Me personally, I think it'd be cool if it turned out that pleroma was actually just Chrono Trigger or Xenogears.
Xenogears itself was originally meant to be Final Fantasy & then Chrono Trigger, but Takahashi is such a hardheaded fuck, he made Xenogears anyway when he was supposed to make a Chrono Trigger sequel.
It doesn't matter to me what it was originally intended as, so long as the end destination is just as interesting.
In this case, the Xeno series is far more interesting than anything Final Faggotry ever did. (aside for FF6 & FF7, but you could easily fit those two games into a Xeno setting. FF6 would work better as a Xenogears style flashback.)
Chrono Trigger has an interesting setting but I think they completely dropped the ball with trying to implement dualism in Chrono Cross. When I speak of "As Above, So Below." Chrono Cross is somewhat how I envision it. Both worlds affect each other with the real world taking precedence, and the lesser world being a complete distortion of that world.
Although the Persona 2 games & the original Persona did a much better job of that but that's pretty obvious considering who made those games. (obvious really. Look at how P3, P4 & P5 have fucking nothing to do with the microcosm & the macrocosm. Outside of the Velvet room which just doesn't even bother to make sense in any game it appeared in after P2 lol.)
Xenoblade 2's conflict somewhat represented this when their world fell apart & changed shape after Shulk killed his fake god from his setting. Even though his god, is the same god from XC2. XC2 was Valentinian inspired so they depicted Rex being friends with him. Whereas someone like Malos basically represents your typical modern day edgelord gnostic who just wants to kill god. The interesting thing is that Malos became distorted due to his driver, who was an analog for the Vatican.
Now, back to the direct and Duskblood. I have ZERO issue with PVPVE.
Is that what it is? I was under the impression that it was just pvp slop like the latest Elden Ring game. If it's PVPVE, then who cares? That's what Bloodborne already was.
Main point in the "Soulsblight" thread was how I am sick of seeing everyone trying to make a souls-clone. I'm sick of seeing the same game over and over and over. From Software should've changed its name to "Souls Factory." The whole reason I like From Software is because they made creative and original games that were unlike anything anyone else put out. I'm happy they are doing something unique
Yeah I still need to reply to that. I ain't got time to because I am trying to make a game since I feel pressured to because I don't want people to spread demos of that k7 sindrome thing, which I feel is not representative of my work. Sure people like it, but I don't give a shit. I only did that long ago, to show an artist how I turned his art into a moving digital comic .
If peeps want to spread anything, I'd rather it'd be an actual game and not some digi comic.[/quote]

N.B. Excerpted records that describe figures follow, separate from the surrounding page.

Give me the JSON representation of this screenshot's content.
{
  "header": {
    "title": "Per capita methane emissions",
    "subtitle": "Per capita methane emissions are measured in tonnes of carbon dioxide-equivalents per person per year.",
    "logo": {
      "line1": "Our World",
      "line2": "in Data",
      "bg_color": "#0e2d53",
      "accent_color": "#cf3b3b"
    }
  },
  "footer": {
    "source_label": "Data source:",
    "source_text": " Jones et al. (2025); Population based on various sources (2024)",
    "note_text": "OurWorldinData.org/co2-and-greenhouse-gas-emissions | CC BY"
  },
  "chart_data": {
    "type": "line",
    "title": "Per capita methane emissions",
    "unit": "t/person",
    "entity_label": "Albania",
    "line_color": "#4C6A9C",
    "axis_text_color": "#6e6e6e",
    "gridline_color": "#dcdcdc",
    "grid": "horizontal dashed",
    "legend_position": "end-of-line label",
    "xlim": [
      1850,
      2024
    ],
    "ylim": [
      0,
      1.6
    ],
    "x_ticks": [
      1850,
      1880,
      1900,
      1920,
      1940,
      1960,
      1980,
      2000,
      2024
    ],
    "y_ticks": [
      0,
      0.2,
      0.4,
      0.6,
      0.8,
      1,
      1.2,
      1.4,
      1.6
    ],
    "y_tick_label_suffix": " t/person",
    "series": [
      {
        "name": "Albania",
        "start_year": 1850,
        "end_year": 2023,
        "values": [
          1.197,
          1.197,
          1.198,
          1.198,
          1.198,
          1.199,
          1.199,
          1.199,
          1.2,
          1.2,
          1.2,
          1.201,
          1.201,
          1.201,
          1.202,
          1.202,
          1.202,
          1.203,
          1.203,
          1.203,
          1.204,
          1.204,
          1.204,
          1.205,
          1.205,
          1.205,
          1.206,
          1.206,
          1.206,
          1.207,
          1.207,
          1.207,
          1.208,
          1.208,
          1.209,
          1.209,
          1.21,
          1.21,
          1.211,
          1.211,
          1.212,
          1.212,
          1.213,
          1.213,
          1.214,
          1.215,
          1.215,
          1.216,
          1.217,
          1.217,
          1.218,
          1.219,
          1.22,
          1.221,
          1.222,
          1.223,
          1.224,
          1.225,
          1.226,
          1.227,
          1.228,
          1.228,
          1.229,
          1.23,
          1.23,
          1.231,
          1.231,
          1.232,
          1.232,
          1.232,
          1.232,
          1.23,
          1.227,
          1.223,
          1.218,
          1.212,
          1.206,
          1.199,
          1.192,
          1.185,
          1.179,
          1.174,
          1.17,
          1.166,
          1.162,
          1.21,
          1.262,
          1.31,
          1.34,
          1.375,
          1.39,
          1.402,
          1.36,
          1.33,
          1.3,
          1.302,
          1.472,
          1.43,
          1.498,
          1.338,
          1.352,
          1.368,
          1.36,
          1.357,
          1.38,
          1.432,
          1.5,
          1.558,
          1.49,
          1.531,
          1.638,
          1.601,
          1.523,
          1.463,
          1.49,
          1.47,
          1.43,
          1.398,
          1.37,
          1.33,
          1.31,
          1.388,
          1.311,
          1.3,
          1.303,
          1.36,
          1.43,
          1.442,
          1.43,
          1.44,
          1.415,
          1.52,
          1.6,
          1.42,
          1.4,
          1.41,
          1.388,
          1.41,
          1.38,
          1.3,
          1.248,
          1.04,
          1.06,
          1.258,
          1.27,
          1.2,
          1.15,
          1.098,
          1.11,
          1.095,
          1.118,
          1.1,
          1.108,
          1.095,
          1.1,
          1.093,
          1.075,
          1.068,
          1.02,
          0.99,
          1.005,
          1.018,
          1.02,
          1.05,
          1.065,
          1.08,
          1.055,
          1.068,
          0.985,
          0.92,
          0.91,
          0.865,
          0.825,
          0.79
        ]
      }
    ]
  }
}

That Donkey game at the end of the direct looked fun. I'm guessing they've finally moved on beyond DK the 3rd, because this one looks like a new DK after 20 years of the one from Donkey Kong Country.
My first thought is that he was either Diddy grown up or Kiddy Kong grown up.
Them prices, though... I hope they're just placeholders. I liked what I saw, but not for that much fucking money.
The hilarious part is that these are the digital prices for a non-physical product that requires no shipping or manufacturing, so Nintendo can't even blame tariffs on that. That's just Shitendo being greedy assholes.
The physical prices are even worse, but even that looks like Nintendo tax where they just price hike the game because Nintendo knows that their 40 yr old kid audience will lap up any price tag and allow Nintendo to bust a nut in their mouth so long as the name brand is Nintendo lol.
Not even gaystation fags are that loyal to their piece of shit plastic.
Only the console itself is reasonably priced and is exactly what I was expecting to pay.